Per ricostruirla con precisione servirebbero le condizioni meteorologiche orarie riferite all’intero periodo dell’evento, comprese le variazioni della direzione e della velocità del vento, insieme ai dati e alle simulazioni di dispersione atmosferica utilizzati dagli enti competenti.
La conclusione, quindi, non deve essere né allarmistica né eccessivamente rassicurante.
I dati mostrano che l'incendio ha prodotto emissioni e che, almeno nel primo campionamento ad Airola, è stata misurata una concentrazione di diossine superiore al riferimento utilizzato. Mostrano anche una marcata diminuzione delle concentrazioni nei campionamenti successivi e la presenza, in un momento successivo, di un episodio breve di significativo inquinamento da particolato nelle immediate vicinanze dell’incendio.
La meteorologia ci fornisce una direzione generale, ma non una mappa precisa del fumo. I campionamenti ARPAC ci forniscono informazioni sulla qualità dell’aria nei periodi e nei punti osservati, ma non possono da soli ricostruire ogni singolo movimento del pennacchio né stabilire l’eventuale deposito sul territorio.

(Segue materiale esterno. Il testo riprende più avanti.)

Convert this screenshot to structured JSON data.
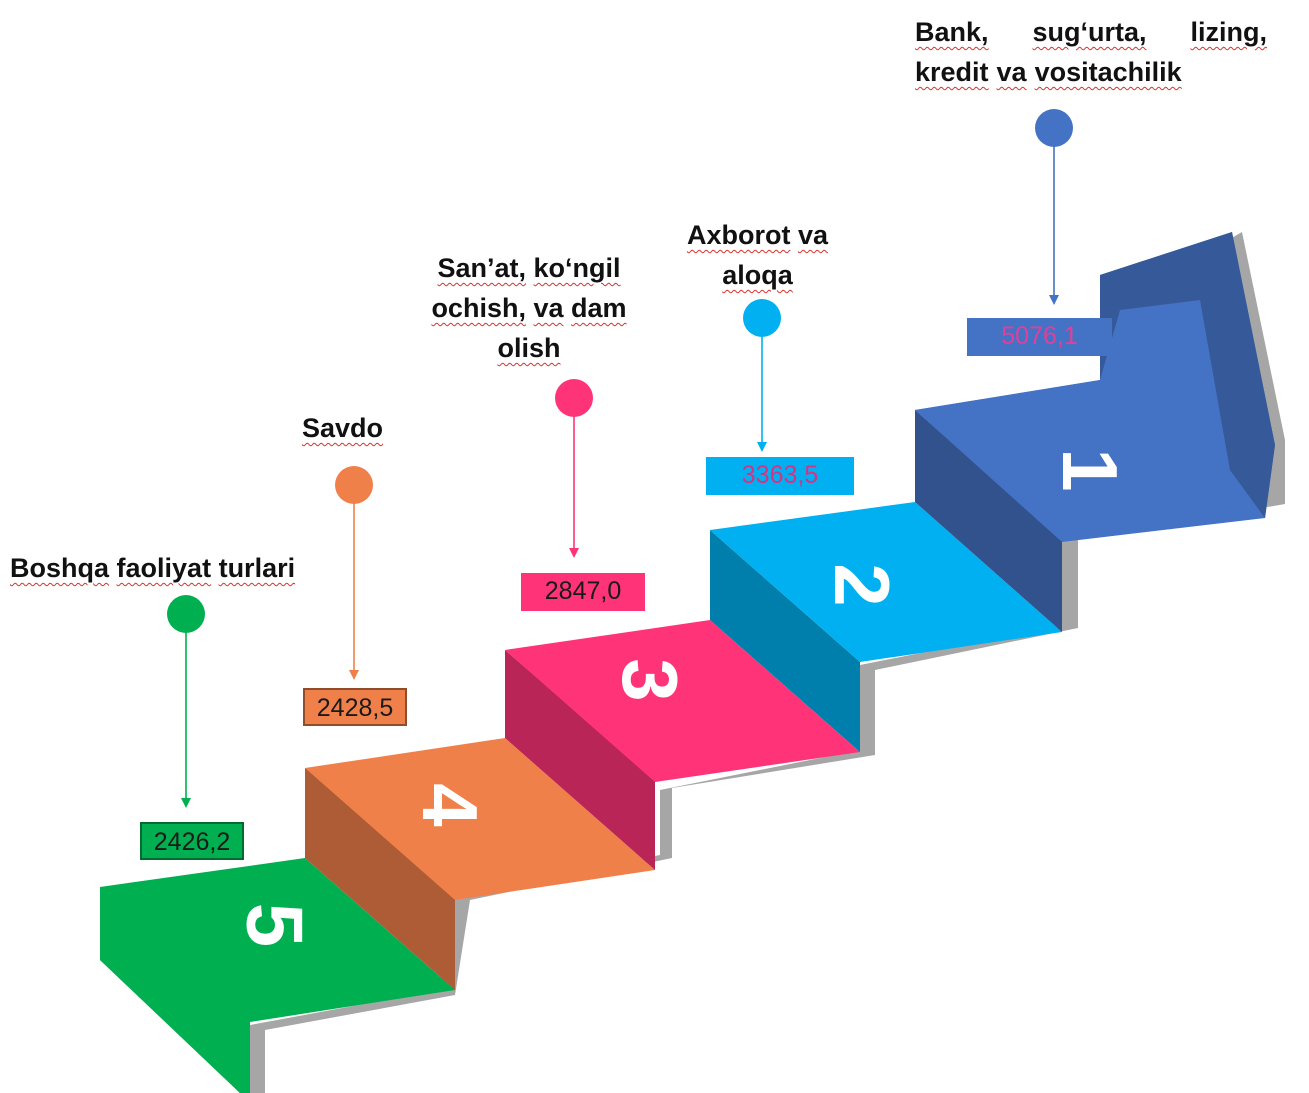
{
  "items": [
    {
      "rank": "5",
      "label_lines": [
        [
          "Boshqa",
          "faoliyat",
          "turlari"
        ]
      ],
      "value": "2426,2",
      "color": "#00b050",
      "value_text_color": "#1a1a1a"
    },
    {
      "rank": "4",
      "label_lines": [
        [
          "Savdo"
        ]
      ],
      "value": "2428,5",
      "color": "#f0804a",
      "value_text_color": "#1a1a1a"
    },
    {
      "rank": "3",
      "label_lines": [
        [
          "San’at,",
          "ko‘ngil"
        ],
        [
          "ochish,",
          "va",
          "dam"
        ],
        [
          "olish"
        ]
      ],
      "value": "2847,0",
      "color": "#ff3377",
      "value_text_color": "#1a1a1a"
    },
    {
      "rank": "2",
      "label_lines": [
        [
          "Axborot",
          "va"
        ],
        [
          "aloqa"
        ]
      ],
      "value": "3363,5",
      "color": "#00b0f0",
      "value_text_color": "#d63384"
    },
    {
      "rank": "1",
      "label_lines": [
        [
          "Bank,",
          "sug‘urta,",
          "lizing,"
        ],
        [
          "kredit",
          "va",
          "vositachilik"
        ]
      ],
      "value": "5076,1",
      "color": "#4472c4",
      "value_text_color": "#e0409a"
    }
  ]
}
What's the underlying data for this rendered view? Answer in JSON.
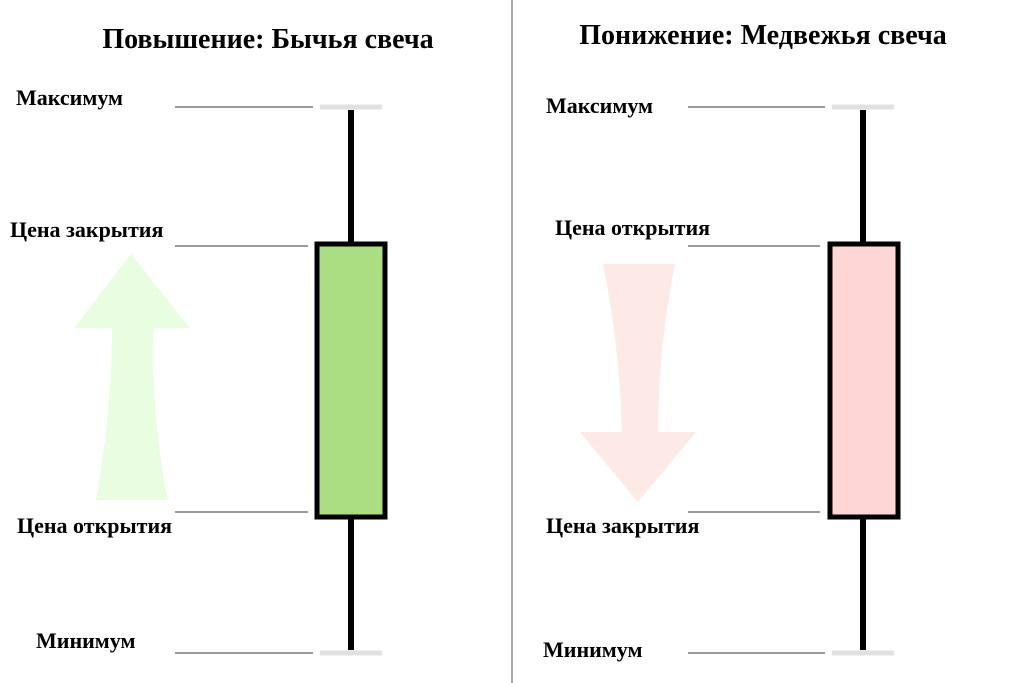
{
  "colors": {
    "bull_body": "#abde83",
    "bear_body": "#ffd6d6",
    "bull_arrow": "#e9fde0",
    "bear_arrow": "#fde9e6",
    "guide_line": "#9a9a9a",
    "cap_line": "#e0e0e0",
    "divider": "#555555"
  },
  "left": {
    "title": "Повышение: Бычья свеча",
    "high_label": "Максимум",
    "close_label": "Цена закрытия",
    "open_label": "Цена открытия",
    "low_label": "Минимум",
    "arrow_icon": "arrow-up-icon"
  },
  "right": {
    "title": "Понижение: Медвежья свеча",
    "high_label": "Максимум",
    "open_label": "Цена открытия",
    "close_label": "Цена закрытия",
    "low_label": "Минимум",
    "arrow_icon": "arrow-down-icon"
  }
}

È proprio mettendo insieme vento, tempi di campionamento, posizione delle stazioni, evoluzione dell’incendio e risultati analitici che si può arrivare a una lettura corretta.
Perché in un caso come quello di Airola non basta chiedersi se un numero sia alto o basso.
Bisogna prima capire che cosa quel numero misura, in quale luogo, durante quale periodo e soprattutto che cosa può realmente dirci.